Tindakan pemecatan terhadap Hodijah, menurut Amat, sebagai perbuatan sewenang-wenangan (abuse of power), karena jika benar yang dijadikan alasan fenomena buku LKS itu tidak obyektif dan hal itu menjadi preseden buruk bagi dunia pendidikan.
“Sementara penganiayaan yang dilakukan Amn terhadap korban Hodijah, pelakunya terancam dipidana penjara selama-lamanya 5 tahun 6 bulan (Pasal 170 KUHP),” ujarnya.

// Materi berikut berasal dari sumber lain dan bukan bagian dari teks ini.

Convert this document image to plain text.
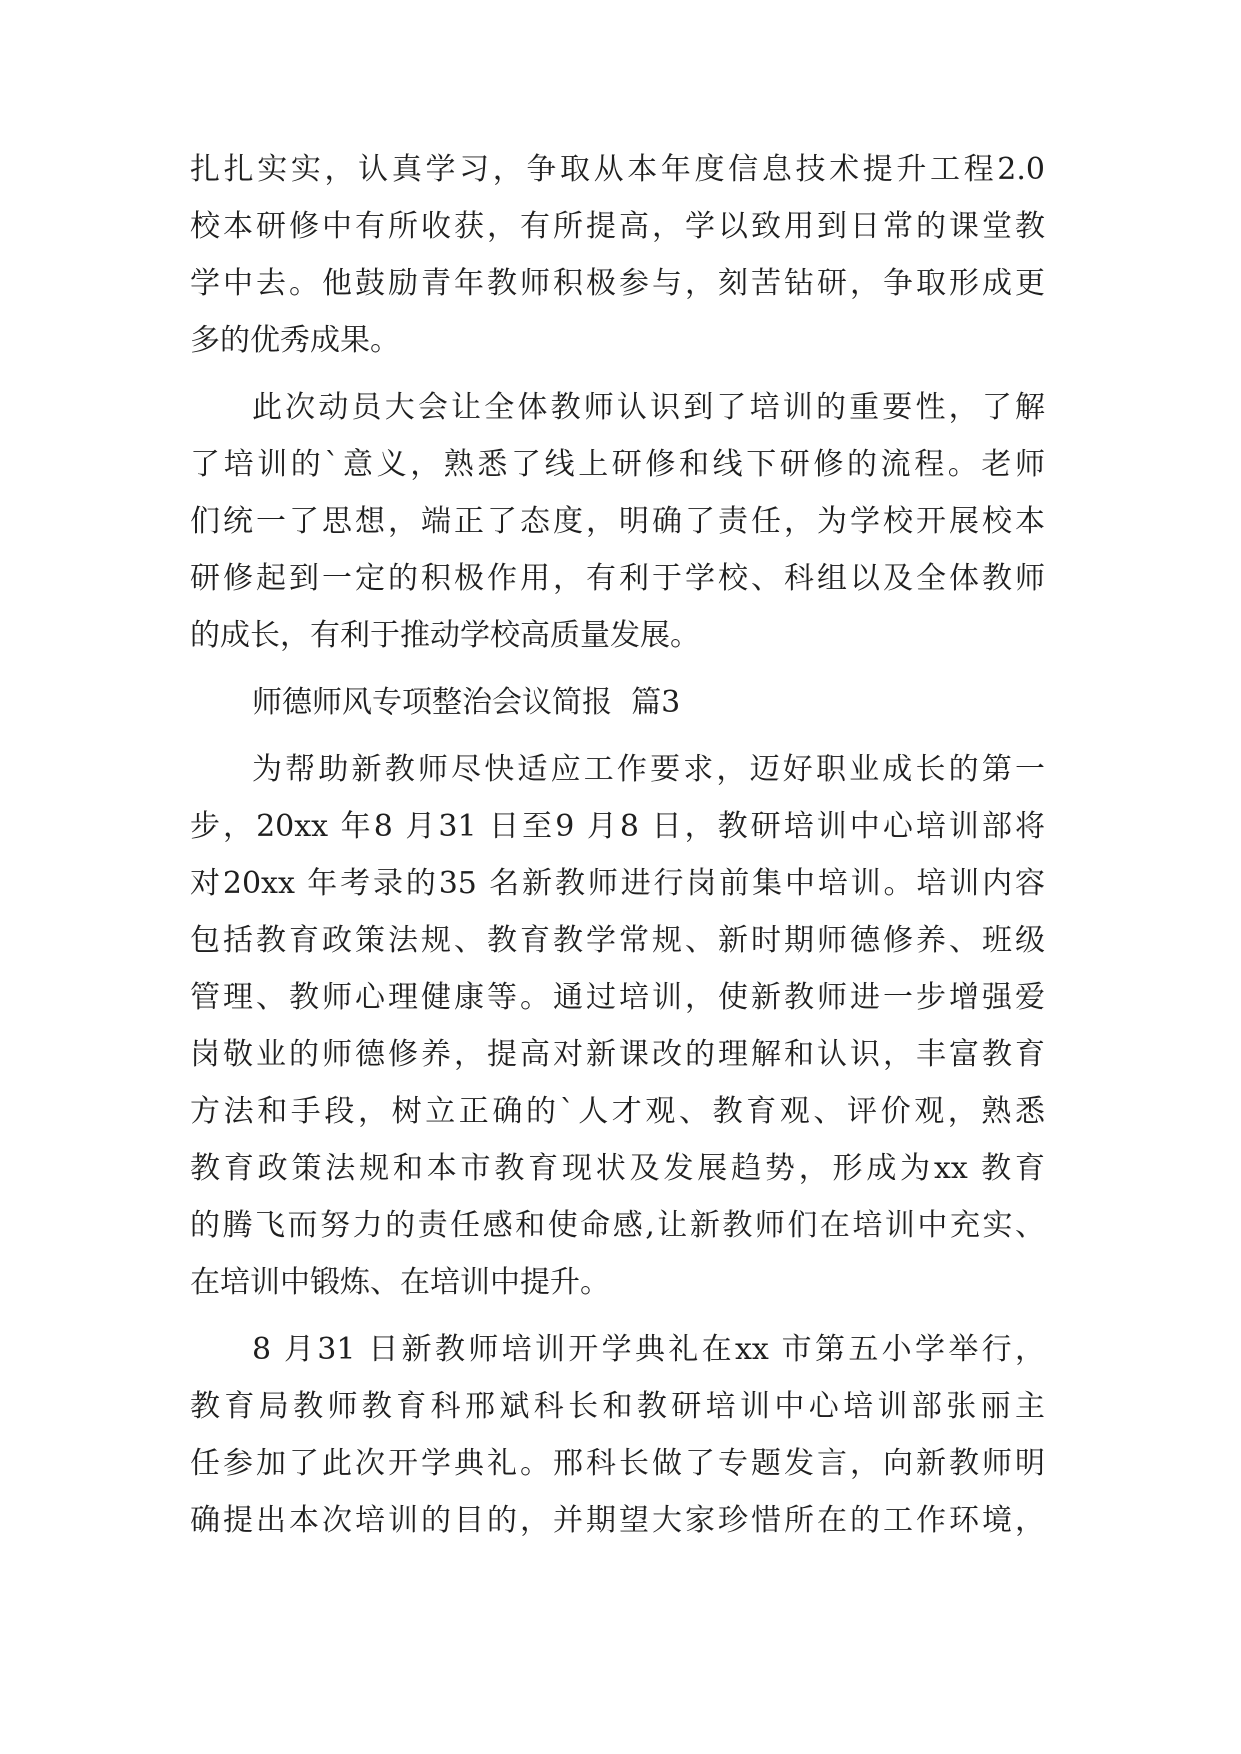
扎扎实实，认真学习，争取从本年度信息技术提升工程2.0
校本研修中有所收获，有所提高，学以致用到日常的课堂教
学中去。他鼓励青年教师积极参与，刻苦钻研，争取形成更
多的优秀成果。
此次动员大会让全体教师认识到了培训的重要性，了解
了培训的`意义，熟悉了线上研修和线下研修的流程。老师
们统一了思想，端正了态度，明确了责任，为学校开展校本
研修起到一定的积极作用，有利于学校、科组以及全体教师
的成长，有利于推动学校高质量发展。
师德师风专项整治会议简报  篇3
为帮助新教师尽快适应工作要求，迈好职业成长的第一
步，20xx 年8 月31 日至9 月8 日，教研培训中心培训部将
对20xx 年考录的35 名新教师进行岗前集中培训。培训内容
包括教育政策法规、教育教学常规、新时期师德修养、班级
管理、教师心理健康等。通过培训，使新教师进一步增强爱
岗敬业的师德修养，提高对新课改的理解和认识，丰富教育
方法和手段，树立正确的`人才观、教育观、评价观，熟悉
教育政策法规和本市教育现状及发展趋势，形成为xx 教育
的腾飞而努力的责任感和使命感,让新教师们在培训中充实、
在培训中锻炼、在培训中提升。
8 月31 日新教师培训开学典礼在xx 市第五小学举行，
教育局教师教育科邢斌科长和教研培训中心培训部张丽主
任参加了此次开学典礼。邢科长做了专题发言，向新教师明
确提出本次培训的目的，并期望大家珍惜所在的工作环境，
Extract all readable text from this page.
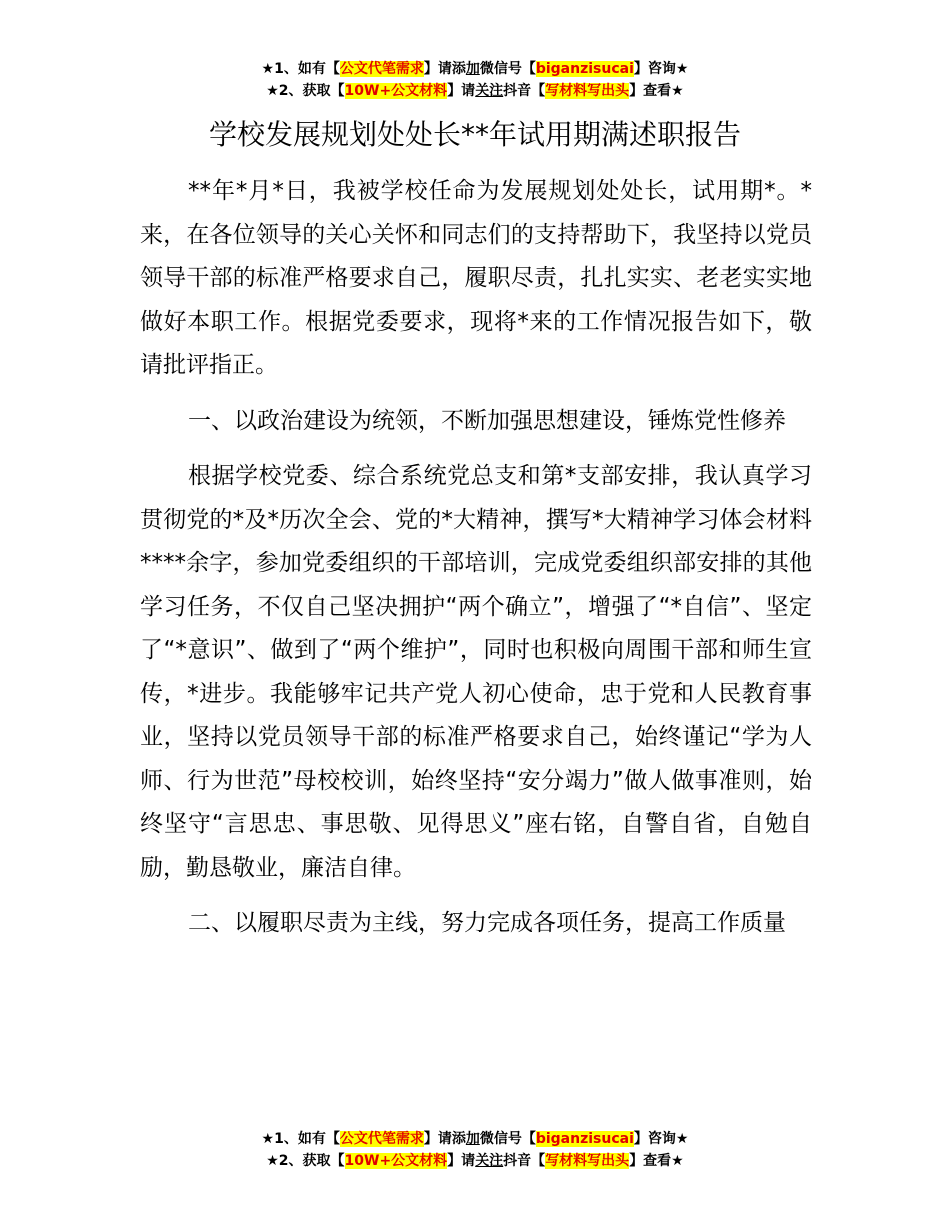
★1、如有【公文代笔需求】请添加微信号【biganzisucai】咨询★
★2、获取【10W+公文材料】请关注抖音【写材料写出头】查看★
学校发展规划处处长**年试用期满述职报告

**年*月*日，我被学校任命为发展规划处处长，试用期*。*来，在各位领导的关心关怀和同志们的支持帮助下，我坚持以党员领导干部的标准严格要求自己，履职尽责，扎扎实实、老老实实地做好本职工作。根据党委要求，现将*来的工作情况报告如下，敬请批评指正。

一、以政治建设为统领，不断加强思想建设，锤炼党性修养

根据学校党委、综合系统党总支和第*支部安排，我认真学习贯彻党的*及*历次全会、党的*大精神，撰写*大精神学习体会材料****余字，参加党委组织的干部培训，完成党委组织部安排的其他学习任务，不仅自己坚决拥护“两个确立”，增强了“*自信”、坚定了“*意识”、做到了“两个维护”，同时也积极向周围干部和师生宣传，*进步。我能够牢记共产党人初心使命，忠于党和人民教育事业，坚持以党员领导干部的标准严格要求自己，始终谨记“学为人师、行为世范”母校校训，始终坚持“安分竭力”做人做事准则，始终坚守“言思忠、事思敬、见得思义”座右铭，自警自省，自勉自励，勤恳敬业，廉洁自律。

二、以履职尽责为主线，努力完成各项任务，提高工作质量

★1、如有【公文代笔需求】请添加微信号【biganzisucai】咨询★
★2、获取【10W+公文材料】请关注抖音【写材料写出头】查看★
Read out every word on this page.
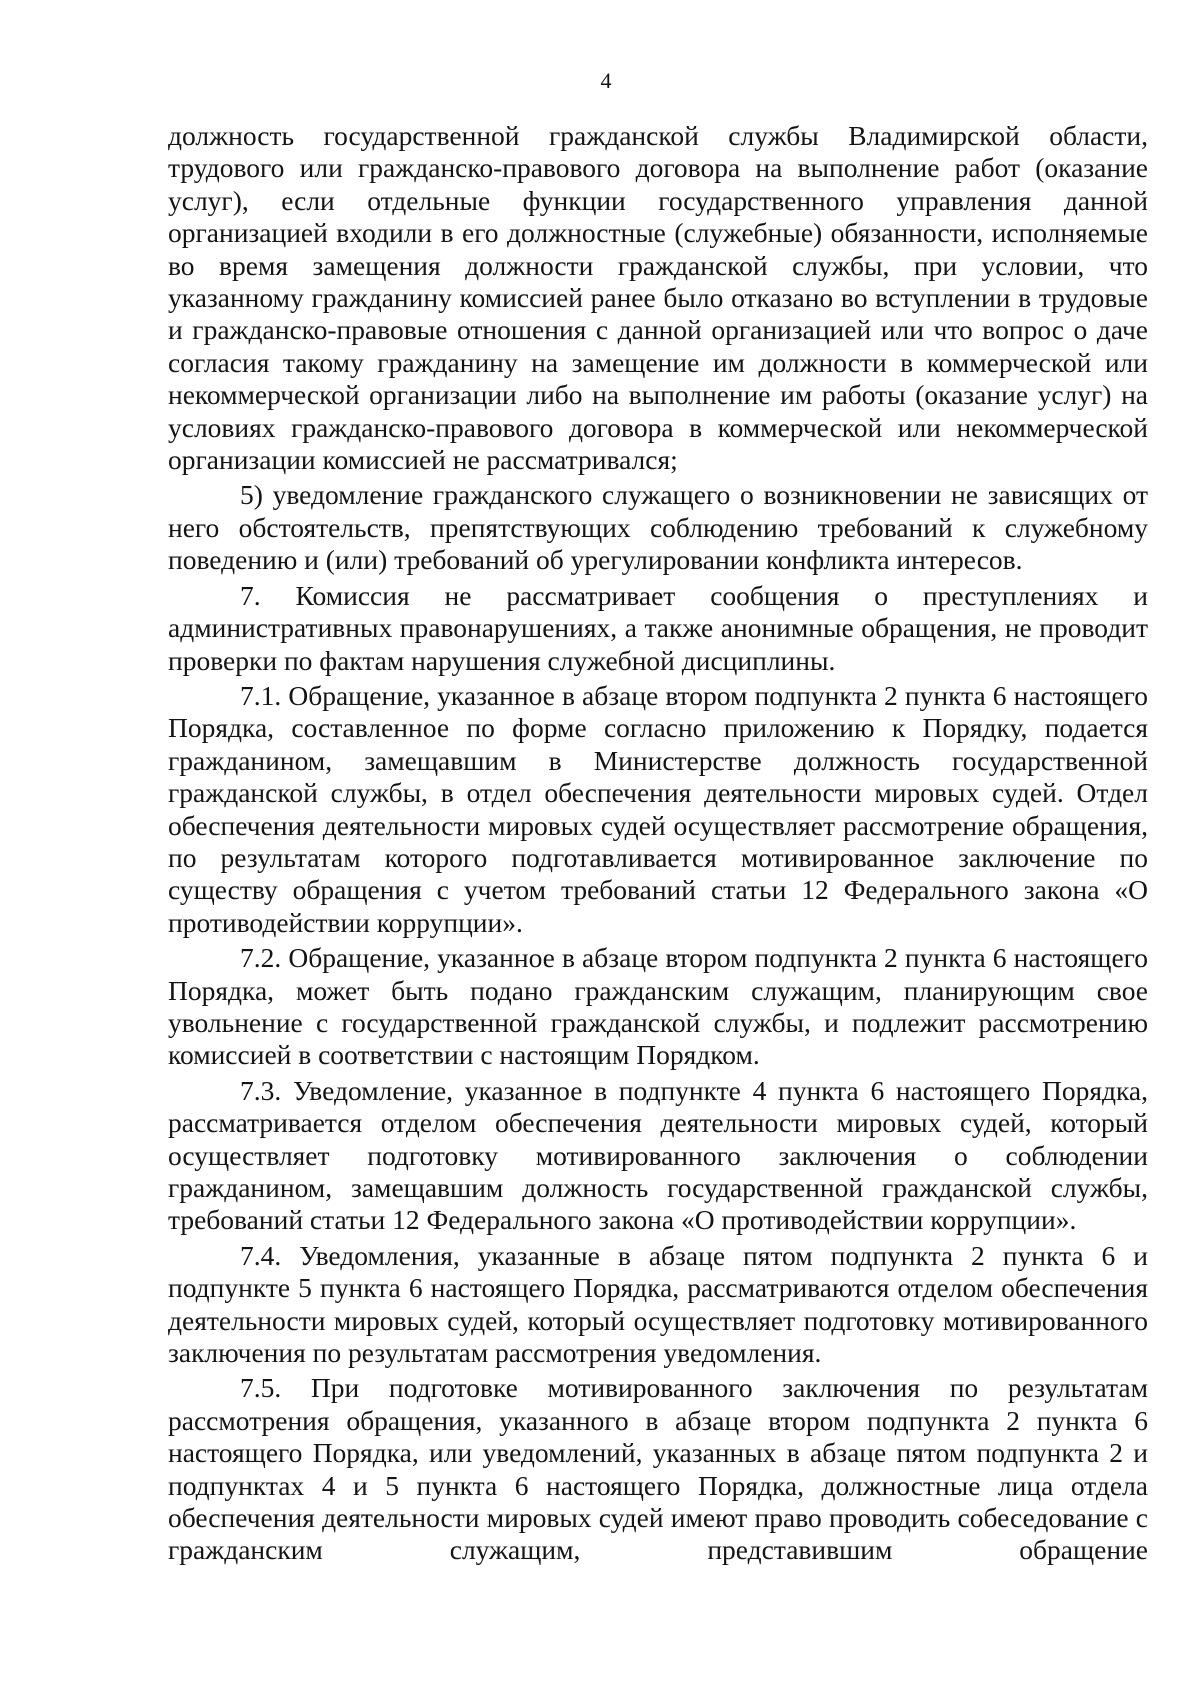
4

должность государственной гражданской службы Владимирской области, трудового или гражданско-правового договора на выполнение работ (оказание услуг), если отдельные функции государственного управления данной организацией входили в его должностные (служебные) обязанности, исполняемые во время замещения должности гражданской службы, при условии, что указанному гражданину комиссией ранее было отказано во вступлении в трудовые и гражданско-правовые отношения с данной организацией или что вопрос о даче согласия такому гражданину на замещение им должности в коммерческой или некоммерческой организации либо на выполнение им работы (оказание услуг) на условиях гражданско-правового договора в коммерческой или некоммерческой организации комиссией не рассматривался;

5) уведомление гражданского служащего о возникновении не зависящих от него обстоятельств, препятствующих соблюдению требований к служебному поведению и (или) требований об урегулировании конфликта интересов.

7. Комиссия не рассматривает сообщения о преступлениях и административных правонарушениях, а также анонимные обращения, не проводит проверки по фактам нарушения служебной дисциплины.

7.1. Обращение, указанное в абзаце втором подпункта 2 пункта 6 настоящего Порядка, составленное по форме согласно приложению к Порядку, подается гражданином, замещавшим в Министерстве должность государственной гражданской службы, в отдел обеспечения деятельности мировых судей. Отдел обеспечения деятельности мировых судей осуществляет рассмотрение обращения, по результатам которого подготавливается мотивированное заключение по существу обращения с учетом требований статьи 12 Федерального закона «О противодействии коррупции».

7.2. Обращение, указанное в абзаце втором подпункта 2 пункта 6 настоящего Порядка, может быть подано гражданским служащим, планирующим свое увольнение с государственной гражданской службы, и подлежит рассмотрению комиссией в соответствии с настоящим Порядком.

7.3. Уведомление, указанное в подпункте 4 пункта 6 настоящего Порядка, рассматривается отделом обеспечения деятельности мировых судей, который осуществляет подготовку мотивированного заключения о соблюдении гражданином, замещавшим должность государственной гражданской службы, требований статьи 12 Федерального закона «О противодействии коррупции».

7.4. Уведомления, указанные в абзаце пятом подпункта 2 пункта 6 и подпункте 5 пункта 6 настоящего Порядка, рассматриваются отделом обеспечения деятельности мировых судей, который осуществляет подготовку мотивированного заключения по результатам рассмотрения уведомления.

7.5. При подготовке мотивированного заключения по результатам рассмотрения обращения, указанного в абзаце втором подпункта 2 пункта 6 настоящего Порядка, или уведомлений, указанных в абзаце пятом подпункта 2 и подпунктах 4 и 5 пункта 6 настоящего Порядка, должностные лица отдела обеспечения деятельности мировых судей имеют право проводить собеседование с гражданским служащим, представившим обращение
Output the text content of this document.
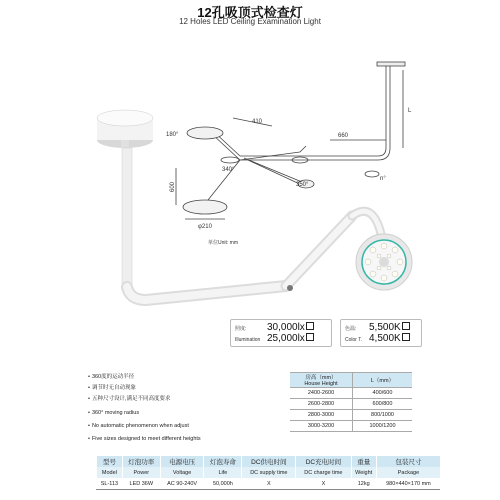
12孔吸顶式检查灯
12 Holes LED Ceiling Examination Light
410
660
L
180°
340°
350°
n°
600
φ210
单位Unit: mm
照度:	30,000lx
Illumination 25,000lx
色温:	5,500K
Color T. 4,500K
• 360度的运动半径
• 调节时无自动现象
• 五种尺寸设计,满足不同高度要求
• 360° moving radius
• No automatic phenomenon when adjust
• Five sizes designed to meet different heights
房高（mm）
House Height	L（mm）
2400-2600	400/600
2600-2800	600/800
2800-3000	800/1000
3000-3200	1000/1200
型号	灯泡功率	电源电压	灯泡寿命	DC供电时间	DC充电时间	重量	包装尺寸
Model	Power	Voltage	Life	DC supply time	DC charge time	Weight	Package
SL-113	LED 36W	AC 90-240V	50,000h	X	X	12kg	980×440×170 mm
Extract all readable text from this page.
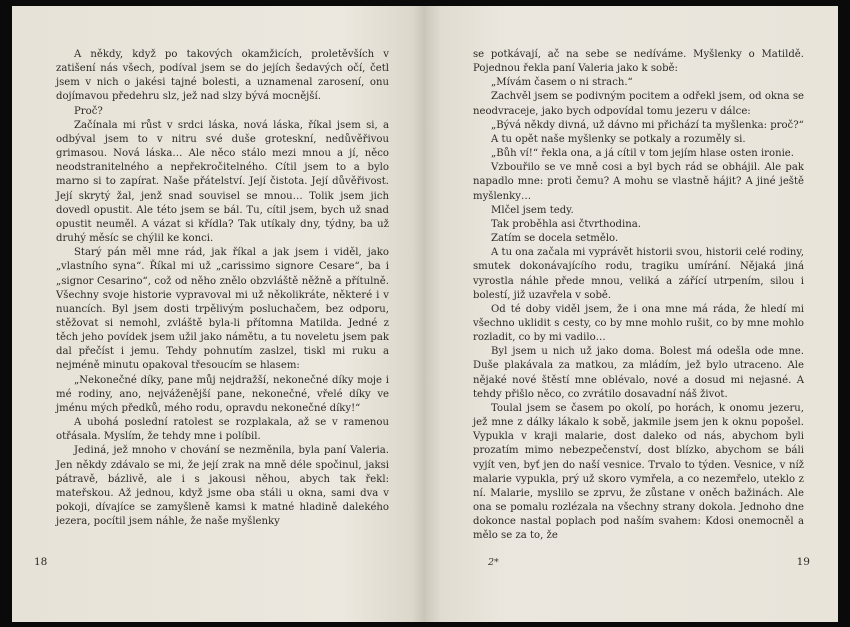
A někdy, když po takových okamžicích, proletěvších v zatišení nás všech, podíval jsem se do jejích šedavých očí, četl jsem v nich o jakési tajné bolesti, a uznamenal zarosení, onu dojímavou předehru slz, jež nad slzy bývá mocnější.

Proč?

Začínala mi růst v srdci láska, nová láska, říkal jsem si, a odbýval jsem to v nitru své duše groteskní, nedůvěřivou grimasou. Nová láska… Ale něco stálo mezi mnou a jí, něco neodstranitelného a nepřekročitelného. Cítil jsem to a bylo marno si to zapírat. Naše přátelství. Její čistota. Její důvěřivost. Její skrytý žal, jenž snad souvisel se mnou… Tolik jsem jich dovedl opustit. Ale této jsem se bál. Tu, cítil jsem, bych už snad opustit neuměl. A vázat si křídla? Tak utíkaly dny, týdny, ba už druhý měsíc se chýlil ke konci.

Starý pán měl mne rád, jak říkal a jak jsem i viděl, jako „vlastního syna“. Říkal mi už „carissimo signore Cesare“, ba i „signor Cesarino“, což od něho znělo obzvláště něžně a přítulně. Všechny svoje historie vypravoval mi už několikráte, některé i v nuancích. Byl jsem dosti trpělivým posluchačem, bez odporu, stěžovat si nemohl, zvláště byla-li přítomna Matilda. Jedné z těch jeho povídek jsem užil jako námětu, a tu noveletu jsem pak dal přečíst i jemu. Tehdy pohnutím zaslzel, tiskl mi ruku a nejméně minutu opakoval třesoucím se hlasem:

„Nekonečné díky, pane můj nejdražší, nekonečné díky moje i mé rodiny, ano, nejváženější pane, nekonečné, vřelé díky ve jménu mých předků, mého rodu, opravdu nekonečné díky!“

A ubohá poslední ratolest se rozplakala, až se v ramenou otřásala. Myslím, že tehdy mne i políbil.

Jediná, jež mnoho v chování se nezměnila, byla paní Valeria. Jen někdy zdávalo se mi, že její zrak na mně déle spočinul, jaksi pátravě, bázlivě, ale i s jakousi něhou, abych tak řekl: mateřskou. Až jednou, když jsme oba stáli u okna, sami dva v pokoji, dívajíce se zamyšleně kamsi k matné hladině dalekého jezera, pocítil jsem náhle, že naše myšlenky

18

se potkávají, ač na sebe se nedíváme. Myšlenky o Matildě. Pojednou řekla paní Valeria jako k sobě:

„Mívám časem o ni strach.“

Zachvěl jsem se podivným pocitem a odřekl jsem, od okna se neodvraceje, jako bych odpovídal tomu jezeru v dálce:

„Bývá někdy divná, už dávno mi přichází ta myšlenka: proč?“

A tu opět naše myšlenky se potkaly a rozuměly si.

„Bůh ví!“ řekla ona, a já cítil v tom jejím hlase osten ironie.

Vzbouřilo se ve mně cosi a byl bych rád se obhájil. Ale pak napadlo mne: proti čemu? A mohu se vlastně hájit? A jiné ještě myšlenky…

Mlčel jsem tedy.

Tak proběhla asi čtvrthodina.

Zatím se docela setmělo.

A tu ona začala mi vyprávět historii svou, historii celé rodiny, smutek dokonávajícího rodu, tragiku umírání. Nějaká jiná vyrostla náhle přede mnou, veliká a zářící utrpením, silou i bolestí, již uzavřela v sobě.

Od té doby viděl jsem, že i ona mne má ráda, že hledí mi všechno uklidit s cesty, co by mne mohlo rušit, co by mne mohlo rozladit, co by mi vadilo…

Byl jsem u nich už jako doma. Bolest má odešla ode mne. Duše plakávala za matkou, za mládím, jež bylo utraceno. Ale nějaké nové štěstí mne oblévalo, nové a dosud mi nejasné. A tehdy přišlo něco, co zvrátilo dosavadní náš život.

Toulal jsem se časem po okolí, po horách, k onomu jezeru, jež mne z dálky lákalo k sobě, jakmile jsem jen k oknu popošel. Vypukla v kraji malarie, dost daleko od nás, abychom byli prozatím mimo nebezpečenství, dost blízko, abychom se báli vyjít ven, byť jen do naší vesnice. Trvalo to týden. Vesnice, v níž malarie vypukla, prý už skoro vymřela, a co nezemřelo, uteklo z ní. Malarie, myslilo se zprvu, že zůstane v oněch bažinách. Ale ona se pomalu rozlézala na všechny strany dokola. Jednoho dne dokonce nastal poplach pod naším svahem: Kdosi onemocněl a mělo se za to, že

2*	19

Pihaknya mendesak kepada pihak berwenang, terutama Kadisdik Kabupaten Subang dan Bupati Subang dengan jargon Jawaranya (baca: mana JAWARA) agar memberikan teguran keras terhadap perbuatan Kepsek Amn ini dan diberi sanksi setimpal sesuai perbuatannya, agar ada efek jera.
Lagian, lanjut Amat, ihwal LKS bila Kemendikbud telah menerbitkan regulasi baru tentang pengadaan buku pelajaran yang direkomendasikan bagi sekolah. Sedangkan penggunaan LKS tidak diperbolehkan lagi seperti tertuang di Permendikbud Nomor 8 Tahun 2016.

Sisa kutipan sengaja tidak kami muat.